La Resurrección: fundamento de la Iglesia Cristiana.

La Iglesia Cristiana fue fundada por los apóstoles a través de la propagación del Evangelio (Hechos 4:42). Pero esto que se originó en Jerusalén no hubiera sido posible sin la predicación de la resurrección de Jesús (Hechos 4:33). En aquel tiempo, los líderes judíos trataron de silenciar este mensaje, pero sin tener el cuerpo muerto de Jesús, sus posibilidades eran nulas.

El avance del Cristianismo a través de la historia tiene como fundamento la resurrección de Jesús 3 días después de haber entregado su vida en la cruz por nuestros pecados. De ahí la importancia de tener entendimiento claro sobre el valor de este evento:

  1. Es prioritario entender que, con la resurrección de Jesús, Dios nos muestra gracias demostrándonos que está a nuestro favor. El objetivo de este evento es restablecer una relación con nosotros que estaba rota por causa de nuestra desobediencia, vencer nuestro sentido de abandono y distanciamiento, y reconciliarse con su pueblo: “En efecto, si hemos estado unidos con él en su muerte, sin duda también estaremos unidos con él en su resurrección. Sabemos que nuestra vieja naturaleza fue crucificada con él para que nuestro cuerpo pecaminoso perdiera su poder, de modo que ya no siguiéramos siendo esclavos del pecado.” (Romanos 6:5-6)
  2. Al resucitar Jesús al tercer día, Dios está declarando a Su pueblo y al mundo que nadie puede abrirse camino por sus propias obras hacia la salvación, pero que Su intención es hacer lo imposible para que podamos obtenerla: “¡Alabado sea Dios, Padre de nuestro Señor Jesucristo! Por su gran misericordia, nos ha hecho nacer de nuevo mediante la resurrección de Jesucristo, para que tengamos una esperanza viva.” (1 Pedro 1:3)
  3. La resurrección de Jesús representa la promesa de Dios de que todos los que confíen en Su Hijo y lo que Él hizo, serán beneficiarios de Su poder, que nos conduce por el camino de justicia hacia una vida eterna: “Si confiesas con tu boca a Jesús por Señor, y crees en tu corazón que Dios le resucitó de entre los muertos, serás salvo.” (Romanos 10:9)

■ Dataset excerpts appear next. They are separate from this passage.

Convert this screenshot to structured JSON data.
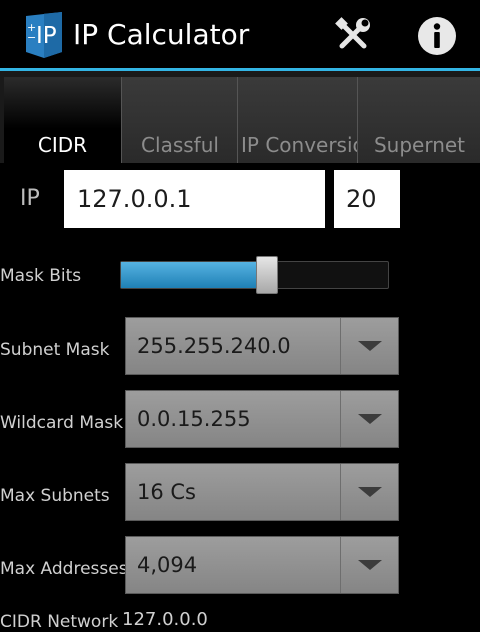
{
  "app": {
    "title": "IP Calculator",
    "logo_text": "IP",
    "icons": {
      "settings": "tools-icon",
      "info": "info-icon"
    },
    "accent_color": "#33b5e5"
  },
  "tabs": [
    {
      "label": "CIDR",
      "active": true
    },
    {
      "label": "Classful",
      "active": false
    },
    {
      "label": "IP  Conversion",
      "active": false
    },
    {
      "label": "Supernet",
      "active": false
    }
  ],
  "ip_row": {
    "label": "IP",
    "ip_value": "127.0.0.1",
    "bits_value": "20"
  },
  "mask_bits": {
    "label": "Mask Bits",
    "value": 20,
    "min": 8,
    "max": 30
  },
  "fields": {
    "subnet_mask": {
      "label": "Subnet Mask",
      "value": "255.255.240.0"
    },
    "wildcard_mask": {
      "label": "Wildcard Mask",
      "value": "0.0.15.255"
    },
    "max_subnets": {
      "label": "Max Subnets",
      "value": "16 Cs"
    },
    "max_addresses": {
      "label": "Max Addresses",
      "value": "4,094"
    }
  },
  "cidr_network": {
    "label": "CIDR Network",
    "value": "127.0.0.0"
  }
}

Por lo tanto, creer de corazón que Dios levantó a Jesús de entre los muertos implica mucho más que la aceptación de un acontecimiento: implica la confianza en que Dios está a nuestro favor, en que Él ha garantizado una relación estrecha con nosotros por medio de esta obra, en que Él está transformando nuestra vida y en que Él nos salvará por amor a Su nombre.

Creer en la resurrección implica al mismo tiempo también creer en todas las promesas de vida, de esperanza y de justicia por las que la resurrección tuvo lugar.

En estos tiempos de incertidumbre que vivimos, creer que Jesús resucitó de la muerte, significa que mi descanso, mi confianza y mi paz, residen en el poder y en el amor que Dios nos mostró al llevar a cabo este evento majestuoso; significa que ningún temor a enfermedades, a guerras, a violencia, a perder bienes mundanos, ni la codicia por las ganancias de este mundo, podrán tentarnos a abandonar nuestra fe y a desobedecer a Su voluntad.

Esa es la diferencia entre un Cristiano y uno que no lo es: creer y tener como fundamento que Jesús vivió, murió y resucitó. Oremos para que Dios toque nuestros corazones para que lo amemos y hallemos descanso en la resurrección de su Hijo.